Sarah Westwood of the Washington Examiner highlights the Biden administration’s questionable use of emergency powers in recent weeks.

In less than a month’s time, President Joe Biden has twice invoked wartime production powers in an effort to show he’s confronting problems.

That effort, however, could worsen the perception that he’s remained out of touch with multiple crises unfolding on his watch.

Biden’s first use of the Defense Production Act came in mid-May, when he activated the Korean War-era authority to boost the production and importation of baby formula.
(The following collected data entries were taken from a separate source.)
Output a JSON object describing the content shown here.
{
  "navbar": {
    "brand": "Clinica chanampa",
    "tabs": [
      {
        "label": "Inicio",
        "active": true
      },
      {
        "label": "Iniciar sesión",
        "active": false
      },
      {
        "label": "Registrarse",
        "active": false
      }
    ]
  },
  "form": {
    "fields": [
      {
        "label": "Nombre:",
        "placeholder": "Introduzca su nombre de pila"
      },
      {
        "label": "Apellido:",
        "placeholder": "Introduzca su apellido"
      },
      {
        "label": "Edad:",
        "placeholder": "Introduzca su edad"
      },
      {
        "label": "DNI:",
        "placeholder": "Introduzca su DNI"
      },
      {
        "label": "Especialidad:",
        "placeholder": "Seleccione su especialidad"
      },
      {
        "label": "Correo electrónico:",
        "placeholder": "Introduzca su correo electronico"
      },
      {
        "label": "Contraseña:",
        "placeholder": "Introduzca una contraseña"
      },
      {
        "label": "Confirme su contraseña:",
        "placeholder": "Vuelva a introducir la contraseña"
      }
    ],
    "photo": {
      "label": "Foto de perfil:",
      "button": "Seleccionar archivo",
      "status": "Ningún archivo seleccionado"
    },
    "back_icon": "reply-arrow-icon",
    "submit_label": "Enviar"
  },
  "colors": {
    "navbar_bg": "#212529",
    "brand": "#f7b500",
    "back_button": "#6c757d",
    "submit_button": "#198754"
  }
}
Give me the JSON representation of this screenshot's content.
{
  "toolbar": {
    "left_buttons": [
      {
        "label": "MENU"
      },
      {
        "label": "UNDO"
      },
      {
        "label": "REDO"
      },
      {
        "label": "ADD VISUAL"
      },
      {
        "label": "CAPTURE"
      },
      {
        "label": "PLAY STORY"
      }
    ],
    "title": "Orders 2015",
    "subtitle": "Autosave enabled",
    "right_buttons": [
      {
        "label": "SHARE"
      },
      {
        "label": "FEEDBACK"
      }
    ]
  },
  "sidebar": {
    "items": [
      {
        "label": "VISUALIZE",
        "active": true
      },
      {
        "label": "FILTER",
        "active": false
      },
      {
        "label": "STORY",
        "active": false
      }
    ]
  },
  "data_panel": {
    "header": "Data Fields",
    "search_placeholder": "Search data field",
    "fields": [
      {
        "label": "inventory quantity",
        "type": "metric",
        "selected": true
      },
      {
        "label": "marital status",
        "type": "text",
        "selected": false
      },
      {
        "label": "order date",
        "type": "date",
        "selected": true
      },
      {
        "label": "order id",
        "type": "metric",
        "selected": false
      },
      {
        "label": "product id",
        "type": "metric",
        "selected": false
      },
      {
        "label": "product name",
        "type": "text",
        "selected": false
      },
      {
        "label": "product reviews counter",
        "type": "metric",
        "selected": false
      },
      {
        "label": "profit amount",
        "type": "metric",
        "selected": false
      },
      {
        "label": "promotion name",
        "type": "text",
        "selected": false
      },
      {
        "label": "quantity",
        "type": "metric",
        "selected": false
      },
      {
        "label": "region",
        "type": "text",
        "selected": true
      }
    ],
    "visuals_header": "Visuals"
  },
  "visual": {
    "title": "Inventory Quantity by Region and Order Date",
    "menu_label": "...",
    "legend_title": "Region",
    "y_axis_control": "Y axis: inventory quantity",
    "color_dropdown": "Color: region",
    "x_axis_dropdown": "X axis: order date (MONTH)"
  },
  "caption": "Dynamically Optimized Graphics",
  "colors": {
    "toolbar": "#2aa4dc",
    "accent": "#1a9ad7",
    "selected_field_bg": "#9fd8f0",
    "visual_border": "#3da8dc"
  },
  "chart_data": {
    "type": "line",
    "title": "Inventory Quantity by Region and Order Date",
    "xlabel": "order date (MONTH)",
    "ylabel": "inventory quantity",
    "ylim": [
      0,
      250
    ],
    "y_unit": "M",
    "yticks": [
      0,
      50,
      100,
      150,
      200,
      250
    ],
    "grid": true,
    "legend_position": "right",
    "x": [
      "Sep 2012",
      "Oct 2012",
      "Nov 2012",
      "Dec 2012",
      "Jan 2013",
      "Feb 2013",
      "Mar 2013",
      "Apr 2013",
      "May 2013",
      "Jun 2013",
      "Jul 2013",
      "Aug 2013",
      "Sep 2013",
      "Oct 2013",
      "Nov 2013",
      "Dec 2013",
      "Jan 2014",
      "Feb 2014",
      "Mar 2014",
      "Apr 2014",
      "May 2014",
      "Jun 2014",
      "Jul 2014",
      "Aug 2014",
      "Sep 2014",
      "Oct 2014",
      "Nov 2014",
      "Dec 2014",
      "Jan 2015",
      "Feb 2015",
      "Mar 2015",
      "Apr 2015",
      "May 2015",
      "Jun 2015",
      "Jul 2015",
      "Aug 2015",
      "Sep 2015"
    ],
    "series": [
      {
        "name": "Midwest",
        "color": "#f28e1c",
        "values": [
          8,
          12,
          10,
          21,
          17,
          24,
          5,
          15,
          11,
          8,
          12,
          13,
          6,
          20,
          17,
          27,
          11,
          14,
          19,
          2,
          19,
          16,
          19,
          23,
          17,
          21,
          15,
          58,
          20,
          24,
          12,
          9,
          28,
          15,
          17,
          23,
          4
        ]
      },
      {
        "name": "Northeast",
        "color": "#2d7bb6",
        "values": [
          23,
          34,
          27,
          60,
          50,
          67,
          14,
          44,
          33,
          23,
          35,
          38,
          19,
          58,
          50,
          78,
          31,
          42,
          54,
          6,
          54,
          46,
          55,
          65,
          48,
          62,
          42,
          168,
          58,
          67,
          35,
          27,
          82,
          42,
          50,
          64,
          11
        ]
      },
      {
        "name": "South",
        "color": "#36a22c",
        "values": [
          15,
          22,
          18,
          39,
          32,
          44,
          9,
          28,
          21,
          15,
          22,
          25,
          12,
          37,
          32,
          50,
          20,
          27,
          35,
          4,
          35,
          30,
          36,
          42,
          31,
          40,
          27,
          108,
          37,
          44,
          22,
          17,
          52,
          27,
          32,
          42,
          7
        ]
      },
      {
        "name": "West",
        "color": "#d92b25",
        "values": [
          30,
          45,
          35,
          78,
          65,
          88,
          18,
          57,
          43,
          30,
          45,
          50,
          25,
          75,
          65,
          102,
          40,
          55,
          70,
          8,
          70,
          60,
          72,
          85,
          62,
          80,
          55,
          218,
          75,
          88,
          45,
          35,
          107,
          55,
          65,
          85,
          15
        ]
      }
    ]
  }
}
His second came this week with the invocation of the DPA to advance his climate agenda, including by increasing imports of clean energy equipment.

Critics have decried the first use of the DPA as belated and the second as unnecessary.

“He is in a bubble filled with woke youngsters who think this is what people care about,” David Carney, a Republican strategist, told the Washington Examiner. “They’re focusing on the little trinkets out on the periphery of what would have any impact on what is going on in Americans’ economic life.”

Biden’s climate-related order will “accelerate domestic production” of clean energy equipment such as solar panels, according to the White House, in part by using tools that allow the federal government to invest more aggressively in contracts with private companies.

His use of the DPA will also boost production of heat pumps, building insulation, and electric equipment that can produce renewable fuels.

Beyond the DPA, Biden also said his administration would hold off on imposing tariffs on many imported solar goods — a move seemingly at odds with his pledge to focus on creating jobs in the solar manufacturing industry but aligned with his pledge to increase clean energy reliance.

The White House struggled to articulate this week what national security emergency required such drastic moves from the president.